The next time I saw her she was opening the door of the house on the Prado to me, with her cap and the little black silk apron on, and with that marked personality of her own, which had been concealed so perfectly in the dowdy walking dress, very much to the fore.
“I have given Madame the message,” she said in her contained voice, swinging the door wide open. Then after relieving me of my hat and coat she announced me with the simple words: “Voilà Monsieur,” and hurried away. Directly I appeared Doña Rita, away there on the couch, passed the tips of her fingers over her eyes and holding her hands up palms outwards on each side of her head, shouted to me down the whole length of the room: “The dry season has set in.” I glanced at the pink tips of her fingers perfunctorily and then drew back. She let her hands fall negligently as if she had no use for them any more and put on a serious expression.

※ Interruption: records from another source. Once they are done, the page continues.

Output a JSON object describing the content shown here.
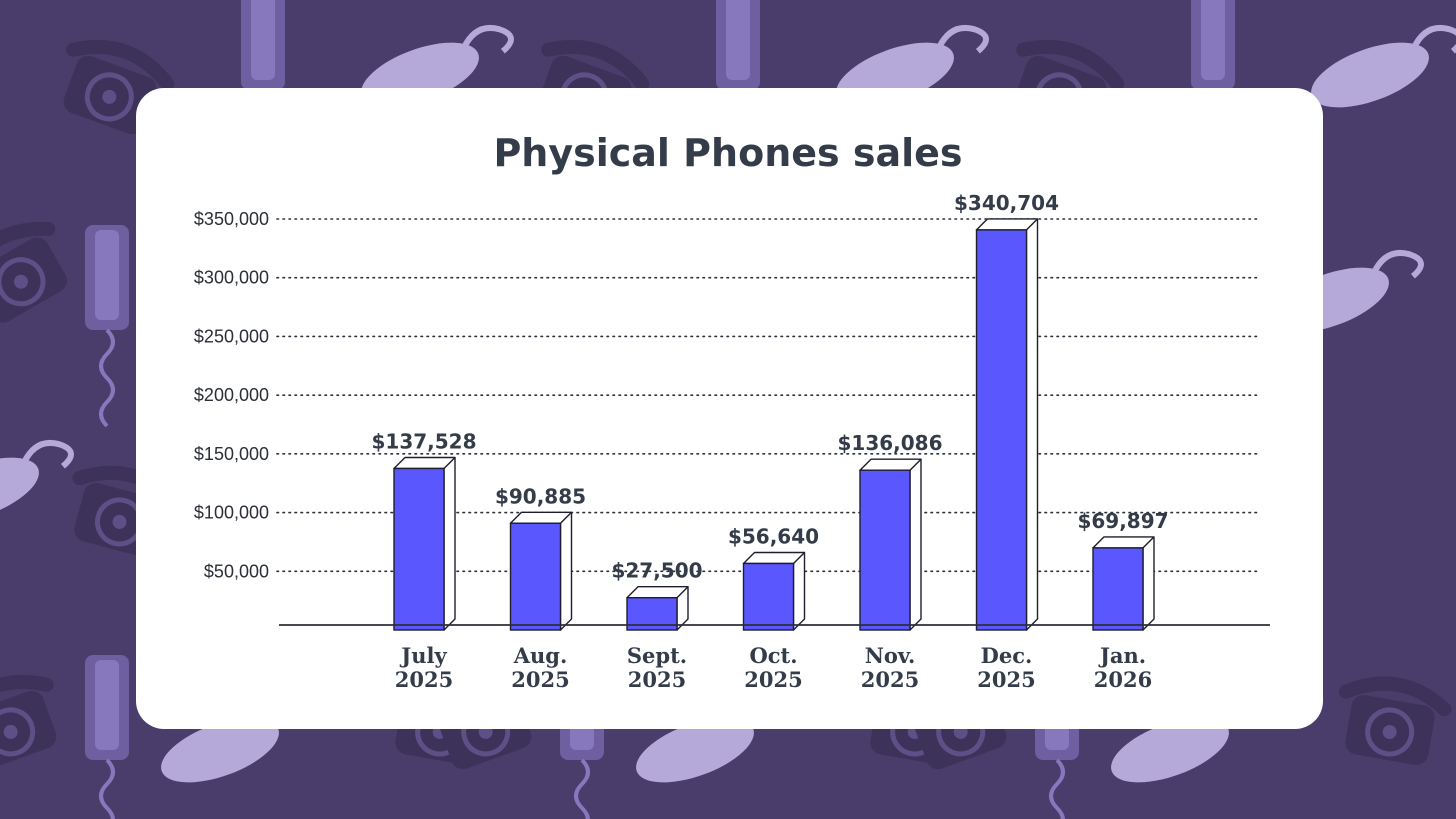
{
  "colors": {
    "background": "#4a3d6b",
    "background_pattern": "#5e4f86",
    "bar_fill": "#5b57ff",
    "bar_outline": "#1e1e2e",
    "text": "#343c4a"
  },
  "chart_data": {
    "type": "bar",
    "title": "Physical Phones sales",
    "categories": [
      [
        "July",
        "2025"
      ],
      [
        "Aug.",
        "2025"
      ],
      [
        "Sept.",
        "2025"
      ],
      [
        "Oct.",
        "2025"
      ],
      [
        "Nov.",
        "2025"
      ],
      [
        "Dec.",
        "2025"
      ],
      [
        "Jan.",
        "2026"
      ]
    ],
    "values": [
      137528,
      90885,
      27500,
      56640,
      136086,
      340704,
      69897
    ],
    "value_labels": [
      "$137,528",
      "$90,885",
      "$27,500",
      "$56,640",
      "$136,086",
      "$340,704",
      "$69,897"
    ],
    "yticks": [
      50000,
      100000,
      150000,
      200000,
      250000,
      300000,
      350000
    ],
    "ytick_labels": [
      "$50,000",
      "$100,000",
      "$150,000",
      "$200,000",
      "$250,000",
      "$300,000",
      "$350,000"
    ],
    "ylim": [
      0,
      350000
    ],
    "grid": "dotted horizontal",
    "legend": "none",
    "xlabel": "",
    "ylabel": ""
  }
}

“So it seems,” I said, sitting down opposite her. “For how long, I wonder.”
“For years and years. One gets so little encouragement. First you bolt away from my tears, then you send an impertinent message, and then when you come at last you pretend to behave respectfully, though you don’t know how to do it. You should sit much nearer the edge of the chair and hold yourself very stiff, and make it quite clear that you don’t know what to do with your hands.”
All this in a fascinating voice with a ripple of badinage that seemed to play upon the sober surface of her thoughts. Then seeing that I did not answer she altered the note a bit.
“Amigo George,” she said, “I take the trouble to send for you and here I am before you, talking to you and you say nothing.”
“What am I to say?”
“How can I tell? You might say a thousand things. You might, for instance, tell me that you were sorry for my tears.”
“I might also tell you a thousand lies. What do I know about your tears? I am not a susceptible idiot. It all depends upon the cause. There are tears of quiet happiness. Peeling onions also will bring tears.”
“Oh, you are not susceptible,” she flew out at me.